Опера была введена в эксплуатацию всего пять лет назад, но уже обросла покойниками. Впрочем, это не удивительно, учитывая то, сколько лет она строилась, что переживала военные действия и народные волнения, успела попробовать себя в роли полевого госпиталя и не раз оказывалась в центре всевозможных драматических событий ещё до торжественного открытия. Новым зданием оперу Гарнье можно было назвать с большой натяжкой.
Это вело к ещё одному интересному факту: «Новизна здания — не гарант того, что там обитают только живые люди». Должно быть именно поэтому Дае и не удивились, когда буквально в первый день работы Кристину посвятили в историю о «Призраке» с большой буквы.
Правда закатывать глаза по ходу рассказа хористок им пришлось часто. Казалось, девушки просто свалили в одну кучу вообще все рассказы о призраках, которые слышали в своей жизни. Лишь бы добавить эффектности своим словам.
Хотя, если подумать, должно же было быть хоть что-то, что привело к такому количеству сплетен юных и впечатлительных девушек. Какая-то причина их абсолютной уверенности в том, что в театре обитает злобный, мстительный и властный дух. Должно же было быть хоть что-то.
«Любопытство не доведёт до добра» — заметил Эрик.
— Это значит, что мы никуда не полезем? — уточнила Кристина шёпотом во время перерыва, хотя уже прекрасно знала ответ.

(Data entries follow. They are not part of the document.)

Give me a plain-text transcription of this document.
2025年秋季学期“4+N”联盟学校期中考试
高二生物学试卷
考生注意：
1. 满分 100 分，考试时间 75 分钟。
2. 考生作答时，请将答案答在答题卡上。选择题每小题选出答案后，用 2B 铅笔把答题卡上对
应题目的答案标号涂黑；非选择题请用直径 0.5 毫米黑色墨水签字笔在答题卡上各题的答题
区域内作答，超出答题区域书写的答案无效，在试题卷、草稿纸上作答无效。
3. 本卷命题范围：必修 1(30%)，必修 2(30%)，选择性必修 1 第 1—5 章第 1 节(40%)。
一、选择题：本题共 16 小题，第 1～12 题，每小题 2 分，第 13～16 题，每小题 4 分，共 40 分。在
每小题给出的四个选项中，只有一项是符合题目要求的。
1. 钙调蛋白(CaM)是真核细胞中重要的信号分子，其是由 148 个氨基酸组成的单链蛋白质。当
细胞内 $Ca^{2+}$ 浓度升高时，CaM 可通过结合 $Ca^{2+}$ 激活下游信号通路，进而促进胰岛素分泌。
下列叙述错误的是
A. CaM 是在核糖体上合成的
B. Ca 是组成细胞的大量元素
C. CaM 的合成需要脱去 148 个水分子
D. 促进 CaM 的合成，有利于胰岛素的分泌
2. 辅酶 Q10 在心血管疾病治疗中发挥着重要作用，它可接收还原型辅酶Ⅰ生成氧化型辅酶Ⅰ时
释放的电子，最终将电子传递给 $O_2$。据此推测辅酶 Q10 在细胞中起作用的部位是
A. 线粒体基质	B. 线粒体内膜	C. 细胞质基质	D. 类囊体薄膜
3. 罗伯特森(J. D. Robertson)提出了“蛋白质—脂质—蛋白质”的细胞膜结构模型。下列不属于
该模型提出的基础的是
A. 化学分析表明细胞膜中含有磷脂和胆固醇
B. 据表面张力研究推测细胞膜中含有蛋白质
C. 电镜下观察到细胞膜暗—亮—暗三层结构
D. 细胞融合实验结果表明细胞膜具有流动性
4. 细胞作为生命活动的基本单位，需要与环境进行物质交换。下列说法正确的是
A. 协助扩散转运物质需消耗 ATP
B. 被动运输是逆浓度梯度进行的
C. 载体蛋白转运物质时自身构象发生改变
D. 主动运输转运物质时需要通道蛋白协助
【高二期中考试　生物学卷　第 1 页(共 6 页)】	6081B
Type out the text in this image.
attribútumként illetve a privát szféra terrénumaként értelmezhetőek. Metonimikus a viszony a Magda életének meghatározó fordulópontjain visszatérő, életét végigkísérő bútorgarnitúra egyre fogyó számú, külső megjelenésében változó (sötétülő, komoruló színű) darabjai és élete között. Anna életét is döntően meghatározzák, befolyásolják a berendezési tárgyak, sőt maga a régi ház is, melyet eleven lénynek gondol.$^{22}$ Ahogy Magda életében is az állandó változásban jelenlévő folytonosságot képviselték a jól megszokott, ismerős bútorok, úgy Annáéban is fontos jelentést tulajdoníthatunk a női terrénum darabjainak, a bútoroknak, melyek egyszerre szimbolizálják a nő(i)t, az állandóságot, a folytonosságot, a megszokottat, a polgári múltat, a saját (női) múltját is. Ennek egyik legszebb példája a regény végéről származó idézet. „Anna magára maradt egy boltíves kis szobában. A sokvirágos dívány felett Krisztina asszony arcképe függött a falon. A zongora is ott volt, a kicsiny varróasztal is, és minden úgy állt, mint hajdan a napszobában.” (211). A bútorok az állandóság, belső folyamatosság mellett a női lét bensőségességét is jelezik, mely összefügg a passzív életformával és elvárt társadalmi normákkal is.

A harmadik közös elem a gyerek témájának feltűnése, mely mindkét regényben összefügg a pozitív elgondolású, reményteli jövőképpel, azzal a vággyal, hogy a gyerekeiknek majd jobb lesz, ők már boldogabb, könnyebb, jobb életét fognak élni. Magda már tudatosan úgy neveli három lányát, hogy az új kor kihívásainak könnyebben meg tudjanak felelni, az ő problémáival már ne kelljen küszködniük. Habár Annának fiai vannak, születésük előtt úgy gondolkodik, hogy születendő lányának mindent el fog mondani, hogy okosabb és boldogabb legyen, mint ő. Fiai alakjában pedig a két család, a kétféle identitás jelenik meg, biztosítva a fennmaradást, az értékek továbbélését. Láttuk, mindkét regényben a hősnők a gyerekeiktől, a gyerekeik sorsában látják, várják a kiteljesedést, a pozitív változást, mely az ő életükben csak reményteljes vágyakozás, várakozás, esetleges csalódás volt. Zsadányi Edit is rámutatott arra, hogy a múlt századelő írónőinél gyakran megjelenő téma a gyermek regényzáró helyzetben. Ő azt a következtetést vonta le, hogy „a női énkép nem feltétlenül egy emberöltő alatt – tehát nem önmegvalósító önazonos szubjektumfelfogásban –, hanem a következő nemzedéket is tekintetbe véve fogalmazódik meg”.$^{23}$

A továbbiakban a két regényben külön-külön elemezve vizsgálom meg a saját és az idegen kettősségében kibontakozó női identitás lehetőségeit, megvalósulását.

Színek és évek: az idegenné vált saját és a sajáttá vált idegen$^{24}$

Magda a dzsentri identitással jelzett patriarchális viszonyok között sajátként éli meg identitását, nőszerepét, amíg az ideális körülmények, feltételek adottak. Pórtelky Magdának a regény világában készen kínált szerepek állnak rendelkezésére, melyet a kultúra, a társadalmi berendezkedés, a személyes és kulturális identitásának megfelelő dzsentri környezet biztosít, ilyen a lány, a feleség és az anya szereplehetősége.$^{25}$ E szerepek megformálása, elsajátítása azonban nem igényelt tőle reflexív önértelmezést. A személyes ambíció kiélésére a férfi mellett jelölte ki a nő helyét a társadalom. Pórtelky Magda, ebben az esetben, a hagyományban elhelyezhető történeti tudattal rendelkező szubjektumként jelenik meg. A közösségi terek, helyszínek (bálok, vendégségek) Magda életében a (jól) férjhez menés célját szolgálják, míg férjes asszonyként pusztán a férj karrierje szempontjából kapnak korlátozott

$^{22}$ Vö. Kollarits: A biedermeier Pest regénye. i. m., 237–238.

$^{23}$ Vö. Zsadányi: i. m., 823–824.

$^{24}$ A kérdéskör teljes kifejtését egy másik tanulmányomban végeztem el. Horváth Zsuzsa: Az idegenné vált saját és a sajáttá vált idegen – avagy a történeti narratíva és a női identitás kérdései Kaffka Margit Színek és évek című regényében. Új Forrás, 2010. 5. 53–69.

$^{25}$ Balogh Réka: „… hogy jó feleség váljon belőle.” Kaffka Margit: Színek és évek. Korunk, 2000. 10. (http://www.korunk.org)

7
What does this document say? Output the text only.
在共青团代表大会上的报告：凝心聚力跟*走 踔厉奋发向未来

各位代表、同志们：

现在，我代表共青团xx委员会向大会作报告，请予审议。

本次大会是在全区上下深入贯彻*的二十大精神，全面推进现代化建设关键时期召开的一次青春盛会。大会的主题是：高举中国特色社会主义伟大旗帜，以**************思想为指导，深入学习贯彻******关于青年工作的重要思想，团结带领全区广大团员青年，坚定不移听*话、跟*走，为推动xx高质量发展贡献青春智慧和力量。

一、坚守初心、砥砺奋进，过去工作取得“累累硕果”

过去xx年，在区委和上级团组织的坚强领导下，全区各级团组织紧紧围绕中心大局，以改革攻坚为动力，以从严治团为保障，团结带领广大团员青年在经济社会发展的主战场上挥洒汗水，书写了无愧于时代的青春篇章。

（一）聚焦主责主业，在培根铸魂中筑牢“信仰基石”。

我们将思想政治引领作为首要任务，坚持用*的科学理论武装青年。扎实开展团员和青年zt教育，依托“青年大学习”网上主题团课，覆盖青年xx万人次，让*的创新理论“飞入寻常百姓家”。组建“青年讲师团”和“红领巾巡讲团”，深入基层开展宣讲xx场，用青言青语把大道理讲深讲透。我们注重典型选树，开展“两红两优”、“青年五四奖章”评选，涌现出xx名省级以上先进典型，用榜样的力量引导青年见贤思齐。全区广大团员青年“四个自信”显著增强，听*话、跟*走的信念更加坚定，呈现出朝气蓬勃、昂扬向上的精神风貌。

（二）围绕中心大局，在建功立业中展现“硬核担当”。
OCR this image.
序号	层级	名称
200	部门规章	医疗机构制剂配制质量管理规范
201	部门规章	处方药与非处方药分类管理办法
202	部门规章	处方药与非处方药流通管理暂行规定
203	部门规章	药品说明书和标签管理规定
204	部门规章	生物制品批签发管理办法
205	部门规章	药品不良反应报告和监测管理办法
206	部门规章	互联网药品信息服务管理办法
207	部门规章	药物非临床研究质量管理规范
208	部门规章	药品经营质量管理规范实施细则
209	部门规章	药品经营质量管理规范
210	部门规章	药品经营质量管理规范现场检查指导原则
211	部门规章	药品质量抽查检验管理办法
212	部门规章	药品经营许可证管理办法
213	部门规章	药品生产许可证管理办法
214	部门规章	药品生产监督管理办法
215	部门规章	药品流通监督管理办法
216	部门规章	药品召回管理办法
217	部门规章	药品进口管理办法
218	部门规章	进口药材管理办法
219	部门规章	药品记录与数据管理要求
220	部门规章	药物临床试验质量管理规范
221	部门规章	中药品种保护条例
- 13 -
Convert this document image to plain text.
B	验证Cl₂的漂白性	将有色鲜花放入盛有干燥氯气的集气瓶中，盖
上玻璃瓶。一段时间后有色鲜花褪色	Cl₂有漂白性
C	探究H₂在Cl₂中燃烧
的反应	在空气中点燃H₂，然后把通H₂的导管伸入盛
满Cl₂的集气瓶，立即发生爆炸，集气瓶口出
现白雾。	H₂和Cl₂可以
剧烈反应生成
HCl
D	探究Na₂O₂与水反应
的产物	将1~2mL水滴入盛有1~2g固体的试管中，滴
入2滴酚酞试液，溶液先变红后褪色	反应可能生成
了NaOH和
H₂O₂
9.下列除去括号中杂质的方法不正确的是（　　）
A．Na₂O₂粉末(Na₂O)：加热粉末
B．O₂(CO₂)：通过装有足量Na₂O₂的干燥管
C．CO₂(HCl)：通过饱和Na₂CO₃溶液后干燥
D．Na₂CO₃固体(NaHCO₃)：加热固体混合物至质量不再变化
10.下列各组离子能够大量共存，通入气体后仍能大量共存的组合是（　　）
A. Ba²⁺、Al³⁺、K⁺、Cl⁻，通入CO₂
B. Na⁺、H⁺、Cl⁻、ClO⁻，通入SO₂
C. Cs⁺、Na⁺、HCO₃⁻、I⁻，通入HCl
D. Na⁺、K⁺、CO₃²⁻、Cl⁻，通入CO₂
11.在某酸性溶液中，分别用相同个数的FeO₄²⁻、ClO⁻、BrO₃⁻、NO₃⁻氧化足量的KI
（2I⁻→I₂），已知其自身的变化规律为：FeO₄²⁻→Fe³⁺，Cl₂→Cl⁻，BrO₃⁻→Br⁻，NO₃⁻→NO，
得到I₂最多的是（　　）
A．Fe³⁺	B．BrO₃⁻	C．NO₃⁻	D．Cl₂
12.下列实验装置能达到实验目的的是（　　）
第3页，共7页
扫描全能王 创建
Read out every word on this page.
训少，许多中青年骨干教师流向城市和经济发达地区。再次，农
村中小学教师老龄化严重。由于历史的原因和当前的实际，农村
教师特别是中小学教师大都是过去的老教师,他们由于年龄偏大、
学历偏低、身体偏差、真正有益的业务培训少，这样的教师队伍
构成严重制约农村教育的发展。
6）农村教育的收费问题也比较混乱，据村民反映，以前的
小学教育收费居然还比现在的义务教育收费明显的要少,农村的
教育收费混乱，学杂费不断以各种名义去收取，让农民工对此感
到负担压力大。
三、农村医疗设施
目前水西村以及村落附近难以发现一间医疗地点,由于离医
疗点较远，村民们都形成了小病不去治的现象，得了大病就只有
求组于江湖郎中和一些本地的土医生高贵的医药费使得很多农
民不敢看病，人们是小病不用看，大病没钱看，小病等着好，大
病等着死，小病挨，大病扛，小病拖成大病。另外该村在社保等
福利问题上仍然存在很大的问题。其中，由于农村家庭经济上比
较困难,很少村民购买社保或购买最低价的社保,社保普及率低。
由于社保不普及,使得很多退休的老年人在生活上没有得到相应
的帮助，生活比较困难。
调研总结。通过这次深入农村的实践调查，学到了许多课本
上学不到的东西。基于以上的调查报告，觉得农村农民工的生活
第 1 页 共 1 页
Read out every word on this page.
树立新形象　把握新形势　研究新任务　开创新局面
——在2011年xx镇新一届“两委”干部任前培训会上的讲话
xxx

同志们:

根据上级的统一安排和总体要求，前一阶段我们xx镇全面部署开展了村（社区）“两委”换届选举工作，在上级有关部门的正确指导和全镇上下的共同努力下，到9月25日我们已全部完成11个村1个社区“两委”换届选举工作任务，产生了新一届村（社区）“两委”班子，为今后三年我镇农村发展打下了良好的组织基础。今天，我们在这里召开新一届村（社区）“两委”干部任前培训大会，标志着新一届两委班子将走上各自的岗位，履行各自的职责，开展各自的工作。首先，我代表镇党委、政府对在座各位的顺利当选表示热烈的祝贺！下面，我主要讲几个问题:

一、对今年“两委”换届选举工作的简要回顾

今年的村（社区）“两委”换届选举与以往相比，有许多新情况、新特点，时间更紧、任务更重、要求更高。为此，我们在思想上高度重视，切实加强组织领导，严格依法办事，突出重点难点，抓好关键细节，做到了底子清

Как позже выяснилось, в этом здании свой «дом» нашли покойники на любой вкус. Среди них было много теней прошлого, застрявших в отрицании собственной смерти и месье Жак был их характерным представителем. Он торчал на уровне третьего подвала и был твёрдо уверен в том, что сейчас шестьдесят первый год. Долго возмущался тем, что юной леди на стройплощадке не место, велел Эрику немедленно её увести, а после приказал кому-то невидимому следить за какими-то насосами. Кажется, он вообще не видел никаких изменений во круг с самого начала строительства и даже вид Кристины и Эрика не навёл его ни на какие мысли. Странно что он вообще заметил их присутствие.
На одной из ярмарок, когда они были ещё детьми, старый индийский факир рассказал им о «Колесе Сансары», замкнутом круге одного и того же. О существовании в повторении всех своих действий, ошибок, боли и страхов. Этакой прихожей христианского ада. Однако, с течением времени, они оба стали задаваться вопросом, что же всё-таки считать худшим наказанием: вечность боли или вечное повторение одной и той же собственной рутинной ошибки, что приводит к вечности боли?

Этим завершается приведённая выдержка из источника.